I have three modest gigs now which make modest demands, with modest challenges and a modest amount of fun, and they may bring in just enough money for current needs (no health insurance, of course.) I still have dreams of accomplishment, but modest expectations. We'll see what happens.
But beyond saying goodbye, what is different about this new age of old age I'm entering? Roszak tells me to remember the dreams of my generation, the power of our numbers, and the natural impulses of getting older than can help make a better world. Hillman agrees, and adds that this Act III in the theatre of my life is itself a fulfillment, of character.

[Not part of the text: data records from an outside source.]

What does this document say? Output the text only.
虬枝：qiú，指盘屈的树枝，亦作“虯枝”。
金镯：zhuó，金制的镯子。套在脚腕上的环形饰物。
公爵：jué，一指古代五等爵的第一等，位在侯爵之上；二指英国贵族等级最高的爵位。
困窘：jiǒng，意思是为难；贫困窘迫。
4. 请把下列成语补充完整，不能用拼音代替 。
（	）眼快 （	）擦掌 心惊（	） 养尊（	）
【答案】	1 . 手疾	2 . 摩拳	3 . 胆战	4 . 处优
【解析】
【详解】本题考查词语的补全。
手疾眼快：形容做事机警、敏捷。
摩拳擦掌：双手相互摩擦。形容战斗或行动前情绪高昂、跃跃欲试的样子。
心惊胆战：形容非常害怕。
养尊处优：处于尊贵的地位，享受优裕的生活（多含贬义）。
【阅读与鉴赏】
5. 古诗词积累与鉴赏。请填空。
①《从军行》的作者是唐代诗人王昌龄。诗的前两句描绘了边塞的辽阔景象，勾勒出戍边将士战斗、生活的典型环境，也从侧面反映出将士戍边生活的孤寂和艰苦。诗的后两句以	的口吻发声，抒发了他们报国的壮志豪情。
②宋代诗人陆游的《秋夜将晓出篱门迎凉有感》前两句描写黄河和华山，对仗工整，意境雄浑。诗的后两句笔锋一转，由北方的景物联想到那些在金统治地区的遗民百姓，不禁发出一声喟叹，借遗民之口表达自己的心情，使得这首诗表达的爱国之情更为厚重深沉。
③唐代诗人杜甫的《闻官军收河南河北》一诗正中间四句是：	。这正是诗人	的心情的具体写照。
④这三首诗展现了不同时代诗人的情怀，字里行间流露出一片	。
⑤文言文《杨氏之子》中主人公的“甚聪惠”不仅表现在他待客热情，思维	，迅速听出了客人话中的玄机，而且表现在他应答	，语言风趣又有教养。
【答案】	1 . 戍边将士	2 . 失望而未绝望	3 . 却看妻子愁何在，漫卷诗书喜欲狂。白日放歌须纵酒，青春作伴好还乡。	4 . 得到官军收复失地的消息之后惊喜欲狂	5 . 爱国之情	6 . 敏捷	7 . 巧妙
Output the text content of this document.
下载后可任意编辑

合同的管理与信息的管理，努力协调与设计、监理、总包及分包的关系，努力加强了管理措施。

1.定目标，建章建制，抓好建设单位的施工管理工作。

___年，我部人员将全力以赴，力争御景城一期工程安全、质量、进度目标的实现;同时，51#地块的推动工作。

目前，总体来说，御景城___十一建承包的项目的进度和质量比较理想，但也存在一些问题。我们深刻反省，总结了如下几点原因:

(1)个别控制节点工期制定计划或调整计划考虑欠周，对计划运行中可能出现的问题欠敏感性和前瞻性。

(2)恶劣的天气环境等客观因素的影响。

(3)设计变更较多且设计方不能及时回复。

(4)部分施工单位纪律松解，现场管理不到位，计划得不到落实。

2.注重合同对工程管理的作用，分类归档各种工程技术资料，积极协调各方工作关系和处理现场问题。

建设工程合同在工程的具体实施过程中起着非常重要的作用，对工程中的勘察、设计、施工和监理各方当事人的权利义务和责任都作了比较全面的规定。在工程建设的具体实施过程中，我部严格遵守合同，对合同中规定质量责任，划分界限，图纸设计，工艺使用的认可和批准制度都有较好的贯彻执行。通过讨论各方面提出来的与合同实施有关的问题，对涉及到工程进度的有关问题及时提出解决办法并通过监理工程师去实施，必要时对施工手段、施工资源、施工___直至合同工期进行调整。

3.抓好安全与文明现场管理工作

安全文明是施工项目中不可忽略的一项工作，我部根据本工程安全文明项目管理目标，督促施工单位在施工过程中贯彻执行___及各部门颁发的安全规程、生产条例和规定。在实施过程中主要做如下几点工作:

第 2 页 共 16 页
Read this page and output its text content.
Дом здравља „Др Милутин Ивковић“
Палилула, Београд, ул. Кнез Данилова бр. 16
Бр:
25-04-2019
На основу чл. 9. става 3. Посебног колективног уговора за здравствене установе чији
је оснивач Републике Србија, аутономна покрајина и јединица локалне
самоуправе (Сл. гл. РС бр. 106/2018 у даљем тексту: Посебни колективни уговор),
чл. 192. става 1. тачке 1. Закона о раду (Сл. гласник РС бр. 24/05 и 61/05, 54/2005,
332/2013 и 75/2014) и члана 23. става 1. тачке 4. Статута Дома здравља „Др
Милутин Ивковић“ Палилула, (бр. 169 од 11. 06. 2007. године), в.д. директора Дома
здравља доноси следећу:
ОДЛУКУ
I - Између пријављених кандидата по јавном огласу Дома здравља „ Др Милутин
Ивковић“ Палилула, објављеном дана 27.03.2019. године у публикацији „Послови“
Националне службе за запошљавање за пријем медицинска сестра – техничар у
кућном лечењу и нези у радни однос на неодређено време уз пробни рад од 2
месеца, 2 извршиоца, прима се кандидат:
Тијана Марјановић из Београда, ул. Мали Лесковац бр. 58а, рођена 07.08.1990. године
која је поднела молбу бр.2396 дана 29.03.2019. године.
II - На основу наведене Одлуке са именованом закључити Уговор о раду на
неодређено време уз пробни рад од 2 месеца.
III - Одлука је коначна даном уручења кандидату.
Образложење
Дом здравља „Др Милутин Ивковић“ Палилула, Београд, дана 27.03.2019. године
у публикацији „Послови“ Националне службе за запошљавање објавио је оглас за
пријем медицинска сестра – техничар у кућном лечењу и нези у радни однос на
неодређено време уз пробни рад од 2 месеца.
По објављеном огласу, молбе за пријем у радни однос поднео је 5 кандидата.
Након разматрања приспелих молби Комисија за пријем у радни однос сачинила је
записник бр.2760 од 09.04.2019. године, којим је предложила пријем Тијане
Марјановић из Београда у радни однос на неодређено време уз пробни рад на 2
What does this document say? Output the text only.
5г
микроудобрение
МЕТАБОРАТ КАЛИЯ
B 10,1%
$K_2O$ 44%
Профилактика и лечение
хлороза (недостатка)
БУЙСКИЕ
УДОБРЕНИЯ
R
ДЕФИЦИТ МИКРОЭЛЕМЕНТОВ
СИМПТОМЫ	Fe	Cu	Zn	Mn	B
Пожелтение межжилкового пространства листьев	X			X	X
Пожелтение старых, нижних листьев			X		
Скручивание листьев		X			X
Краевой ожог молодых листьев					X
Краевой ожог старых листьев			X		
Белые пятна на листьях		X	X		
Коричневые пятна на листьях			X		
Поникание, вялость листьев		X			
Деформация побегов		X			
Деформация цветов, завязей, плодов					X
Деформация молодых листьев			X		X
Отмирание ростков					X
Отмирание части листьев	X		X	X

"Character traits include vices and virtues," Hillman writes. "They do not define character. Character defines them." Character is our uniqueness, as we express it and as it is seen in the world. "Character is presentational."
Character is the shape of soul. Without the inflation of early ages, we are forced to accept ourselves, good and bad, with consequences pleasant and painful. We are no one's ideal. "I walk through life oddly," Hillman writes. "No one else walks as I do, and this is my courage, my dignity, my integrity, my morality, and my ruin."
There are characteristics that come with becoming an elder. We must take responsibility for the past and we feel the responsibility of the future. In the role of grandparents (actual or metaphorical), we set our sights on the future we will not see.
"Before we leave," Hillman writes, "we need to uphold our side of the compact of mutual support between human being and the being of the planet, giving back what we have taken, securing its lasting beyond our own."
"In later years feelings of altruism and kindness to strangers plays a larger role...Values come under more scrutiny, and qualities such as decency and gratitude become more precious than accuracy and efficiency."
What we say goodbye to as we age also reveals some hellos: hello perhaps to some sharper memories from the distant past. Hello to insights as well as embarrassments. Hello to other worlds. "Discovery and promise do not belong solely to youth;" Hillman insists, "age is not excluded from revelation." Indeed, if the theatre is any guide, Act III is when it's more likely to happen.
Act III is not just the end, it's the resolution. But there's something else about it that's important: the character has lived through Acts I and II. We carry our history and the history we've experienced, not only in the weight and reference of our words, but in ourselves. I am all that I am, including the heroes of my youth, and those that gave me the imagery of my middle years (like the fourth Doctor), and those that inform me now. (Captain Picard, I presume.)
Meeting the Future
Something else happened in the past decade that is making a difference in my life and work: the digital revolution, the Internet.
As a writer I am no longer dependent on others to get my work out of the room of its making, into the world. Digital on-demand publishing enabled me to re-publish my book after it was out of print, and will provide me the option to publish new books when I'm ready. The Internet, the blogosphere connects me to an audience and to communities. I don't need distant experts whose judgment is wrong most of the time to give me permission to have my say. I've got the key. There's probably no money beyond the door, and it doesn't necessarily lead to anything else. It is what it is. On my time, I work to improve myself and the rest of humanity.
So in my modest life, I can express myself and offer whatever I can to younger generations as well as to my own. I can be myself and let the words fall where they may. In my modest life, I can advocate for the kind of future I envision, my synthesis from the work of wondrous others, including those who came before me.
My name is Captain Future. I'm here to save the world.